Hüsrev ü Şirin ve Ferhat İle Şirin Mesnevileri İle Ana Konuları

04.10.2014

HÜSREV Ü ŞİRİN  MESNEVİLERİ VE GENEL BİLGİLER

Husrev-i Şirin  ilk kez Nizamî (1140-1203)  tarafından yazılmış olan daha sonra pek çok Türk ve Acem şairinin bu konuda yazmış olduğu bir  mesnevi konusudur. İlk olarak bu mesnevi konusuna   Genceli Nizami değinmiş ve hikâyeyi mesnevi haline getirmiş daha sonra bu konu Anadolu, Acem ve Azerî  edebiyatı sahalarında da pek çok şair  tarafından yeniden kaleme almıştır.

 Genceli Nizami’in yazdığı  Husrev-i Şirin  belli bir zaman sonra   Ferhat ile Şirin Hikâyesi  şeklinle de dönüşerek halk edebiyatı sahasına da yansımıştır.  Eser bir yandan mesnevi konusu olarak işlenmeye devam ederken diğer yandan da  “ Ferhat İle Şirin ” adıyla  ve anonim bir halk hikâyesi olmuştur.
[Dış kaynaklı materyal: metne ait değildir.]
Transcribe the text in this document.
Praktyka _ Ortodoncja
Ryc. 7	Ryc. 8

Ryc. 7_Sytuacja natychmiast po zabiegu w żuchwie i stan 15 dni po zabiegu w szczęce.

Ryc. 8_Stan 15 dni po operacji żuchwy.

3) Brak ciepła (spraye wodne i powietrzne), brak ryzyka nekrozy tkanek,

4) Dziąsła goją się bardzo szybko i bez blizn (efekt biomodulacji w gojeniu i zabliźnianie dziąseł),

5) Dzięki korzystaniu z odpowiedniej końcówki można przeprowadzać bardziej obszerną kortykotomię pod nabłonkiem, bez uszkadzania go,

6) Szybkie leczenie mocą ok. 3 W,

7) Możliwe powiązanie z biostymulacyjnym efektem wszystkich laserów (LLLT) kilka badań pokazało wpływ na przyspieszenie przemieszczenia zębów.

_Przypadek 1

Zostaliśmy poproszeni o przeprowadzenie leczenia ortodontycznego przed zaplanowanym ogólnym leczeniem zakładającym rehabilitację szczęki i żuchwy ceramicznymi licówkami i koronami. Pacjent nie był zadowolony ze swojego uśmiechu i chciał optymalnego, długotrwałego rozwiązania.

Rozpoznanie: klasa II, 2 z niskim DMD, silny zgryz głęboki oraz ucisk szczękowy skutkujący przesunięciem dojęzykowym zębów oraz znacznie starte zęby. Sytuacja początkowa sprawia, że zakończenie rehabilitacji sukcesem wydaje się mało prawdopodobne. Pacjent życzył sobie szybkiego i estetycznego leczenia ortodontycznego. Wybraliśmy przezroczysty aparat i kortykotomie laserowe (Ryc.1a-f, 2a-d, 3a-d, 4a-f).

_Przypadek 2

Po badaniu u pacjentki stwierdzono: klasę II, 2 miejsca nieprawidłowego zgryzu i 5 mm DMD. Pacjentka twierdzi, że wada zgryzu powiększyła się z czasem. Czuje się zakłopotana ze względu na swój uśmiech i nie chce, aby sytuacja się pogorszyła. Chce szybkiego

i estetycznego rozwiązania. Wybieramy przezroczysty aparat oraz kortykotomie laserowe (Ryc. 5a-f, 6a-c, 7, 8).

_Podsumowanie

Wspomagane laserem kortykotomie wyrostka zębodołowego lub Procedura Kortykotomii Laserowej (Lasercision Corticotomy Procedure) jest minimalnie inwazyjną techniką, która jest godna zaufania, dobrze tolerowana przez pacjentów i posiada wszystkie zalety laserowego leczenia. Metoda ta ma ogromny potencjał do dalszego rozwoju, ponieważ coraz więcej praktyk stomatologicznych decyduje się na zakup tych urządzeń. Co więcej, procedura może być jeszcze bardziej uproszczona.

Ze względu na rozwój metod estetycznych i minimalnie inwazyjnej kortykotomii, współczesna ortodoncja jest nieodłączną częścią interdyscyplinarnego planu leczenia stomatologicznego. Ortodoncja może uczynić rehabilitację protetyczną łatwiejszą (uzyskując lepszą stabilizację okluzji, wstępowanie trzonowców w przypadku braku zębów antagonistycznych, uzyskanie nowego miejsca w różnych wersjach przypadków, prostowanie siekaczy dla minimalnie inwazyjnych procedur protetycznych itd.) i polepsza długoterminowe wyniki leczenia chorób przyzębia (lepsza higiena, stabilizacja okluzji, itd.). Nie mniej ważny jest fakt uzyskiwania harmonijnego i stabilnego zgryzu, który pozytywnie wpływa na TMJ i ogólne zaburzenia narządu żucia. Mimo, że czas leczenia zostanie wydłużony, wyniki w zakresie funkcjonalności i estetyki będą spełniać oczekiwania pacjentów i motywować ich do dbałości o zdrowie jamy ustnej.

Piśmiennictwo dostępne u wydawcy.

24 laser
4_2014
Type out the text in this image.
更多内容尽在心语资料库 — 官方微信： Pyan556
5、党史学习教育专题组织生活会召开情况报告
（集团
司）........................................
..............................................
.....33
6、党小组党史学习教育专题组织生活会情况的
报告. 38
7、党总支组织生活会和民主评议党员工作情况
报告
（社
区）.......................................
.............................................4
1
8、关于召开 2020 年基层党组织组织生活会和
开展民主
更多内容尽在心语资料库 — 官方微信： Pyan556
Ferhat İle Şirin hikâyesi Leyla ile Mecnun ve Yusuf ile Züleyha, hikâyeleri ile birlikte halk hikâyelerimiz üzerinde de derin bir tesir bırakıp asıl aşk hikâyelerimizin oluşmasını sağlamışlardır. (

Yani ana kahramanı Ferhat ‘a dönüşen Ferhat ile Şirin,    Nizami tarafından mesnevi şeklinde kalem alınan  Hüsrev - ü Şirin (Hüsrev ü Şirin) adlı İran öyküsünden  evirilen bir halk hikâyesidir. Onuncu yy dan önce oluşan bu halk hikâye Arap ve İran kaynaklarından Türk Halk Edebiyatına  da geçmiştir. [1]Halk edebiyatında çok sevilen bu hikâyenin pek çok varyantı oluşmuştur.

Nizami’nin Hüsrev i Şirin Mesnevisinin Ferhat ile Şirin hikâyesine dönüşmesi ile Hüsrev’-i Şirin’deki ana kahraman olan Hüsrev’in hikâyeden tamamen konu dışına atılması, Hüsrev  ile Şirin’de, üçüncü derecede bir kahraman olan  mühendis Ferhat’ın birini derecede hikâye kahramanı olmasına yol açmıştır.  ( bkz Genceli Nizami Husrev-i Şirin ve Etkileri ) Hüsrev’-i Şirin’deki Hüsrev, meşhur Sasani Hükümdarı II.Hüsrev’dir.  ( bkzII. Hüsrev Kimdir Edebiyatta Hüsrev-i Perviz- bkz  Husrev-i Perviz ve Kendi Gelen Hazine)

 Türk Divan Şairleri tarafından ise hem Hüsrev ü Şirin hem de Ferhat ile Şirin adında yazılmış  pek çok mesnevi vardır. Faruk Kadri Timurtaş’ın tespitine göre  Türk edebiyatında yazılmış olan 21 tane Hüsrev-i Şirin ve Ferhat ile Şirin mesnevisi vardır. Kutb’un Hüsrev-i Şirini bunların ilkidir. ( bkz Kutb Husrev ü Şirin Hakkında Bilgiler ve Kaynakçalar- bkz Şeyhi'nin Hüsrev-i Şirin Mesnevisi )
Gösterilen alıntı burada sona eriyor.